Tesla shares raced higher in after-hours trading Wednesday following the company’s announcement that its factory in China had started production and quarterly financial results that beat expectations.
Shares in Tesla climbed more than 20 percent after the electric carmaker, which had been expected to post a loss, reported a profit of $143 million on revenue of $5.4 billion in the third quarter ending September 30.
Tesla said it is producing vehicles “on a trial basis” at its so-called Gigafactory in Shanghai, which will help boost global production and sales.
Tesla chief executive Elon Musk expressed optimism that the Shanghai factory could begin cranking out Model Y vehicles by the middle of next year, and said he believed the new model has the potential to be a huge seller.
The company has been dogged by concerns it may not be able to ramp up production to meet demand and that Musk may have overstated Tesla’s goals for sales and technology improvements.
Musk has predicted the company may be able to deliver self-driving cars by 2020, although analysts are skeptical.
Improvements to “Smart Summon,” a feature that allows owners to summon their car with a smartphone app, are also expected, he said.
Musk touted the tool as a step toward fully autonomous vehicles and said that an over-the-air software update will be pushed out in the coming weeks.
Tesla, a contender in the race to produce fully self-driving cars, last month issued a software update that included “Smart Summon.”
Under the feature, an app acts as a remote control which allows an owner to beckon their car, although Tesla advised they keep the vehicle in sight the whole time.
“We have Auto Pilot on the highway, and slow-speed Summon,” Musk said while discussing the road to self-driving Teslas on an earnings call.
“Now we are working on stop lights, stop signs, windy narrow roads in suburban neighborhoods…. You are going to want all of that.”
Tesla could be at a point where it could upload software for its vehicles to have “robotaxi” functionality, albeit with a human ready to take control, by the end of this year, according to Musk.
“I mean the car will drive from one’s house to work, most likely without interventions,” Musk explained.
“It will still be supervised, but able to fill in the gap from low-speed autonomy with Summon and high-speed autonomy on the highway.”
A version of the feature “reliable enough that you don’t have to pay attention” to driving could be ready by the end of next year, but would be subject to approval by regulators, he added.
Going home again
Musk expected the Shanghai factory to hit “volume production” in a few months, and to make it possible to significantly ramp up Tesla production. He noted that a battery plant was also being built on the China site.
The shareholder letter said Tesla expects to boost vehicle deliveries and that “we are highly confident in exceeding 360,000 deliveries this year.”
Tesla said deliveries of its Model 3, the most affordable vehicle in its lineup and a key to broader sales, reached 79.8 million in the past quarter, an increase of 50 percent compared with last year.

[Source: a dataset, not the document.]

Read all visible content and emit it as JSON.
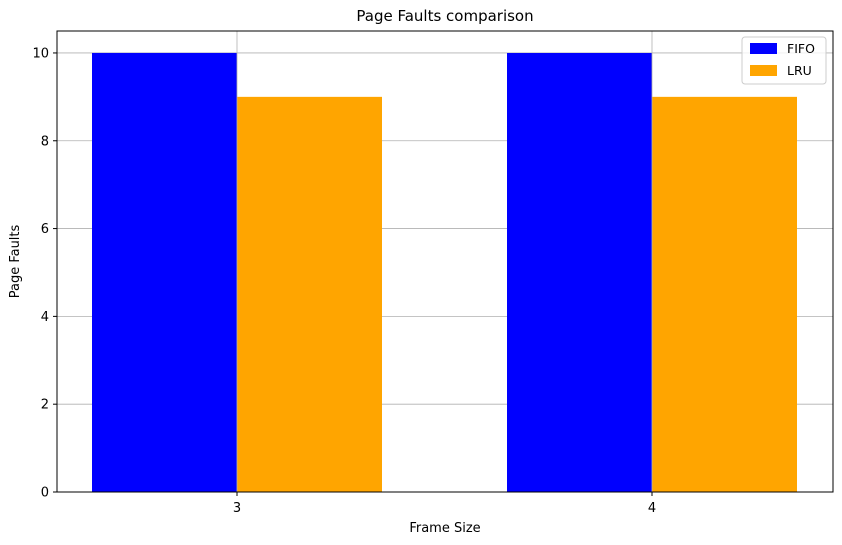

With Model 3 production pressure lifted, Tesla has been able to return engineering talent and other resources such as power cell production to its unit specializing in solar roofs and home power storage packs, according to Musk.
He said he felt that the Tesla Energy unit has long-term potential to be as big a business as its automotive division, or maybe even bigger.
“Now that car production is in a good place, we have restored resources to Tesla Energy so that is going to see crazy growth,” Musk said.
“Tesla’s mission from the beginning has been to promote development of sustainable energy and renewable energy vehicles.”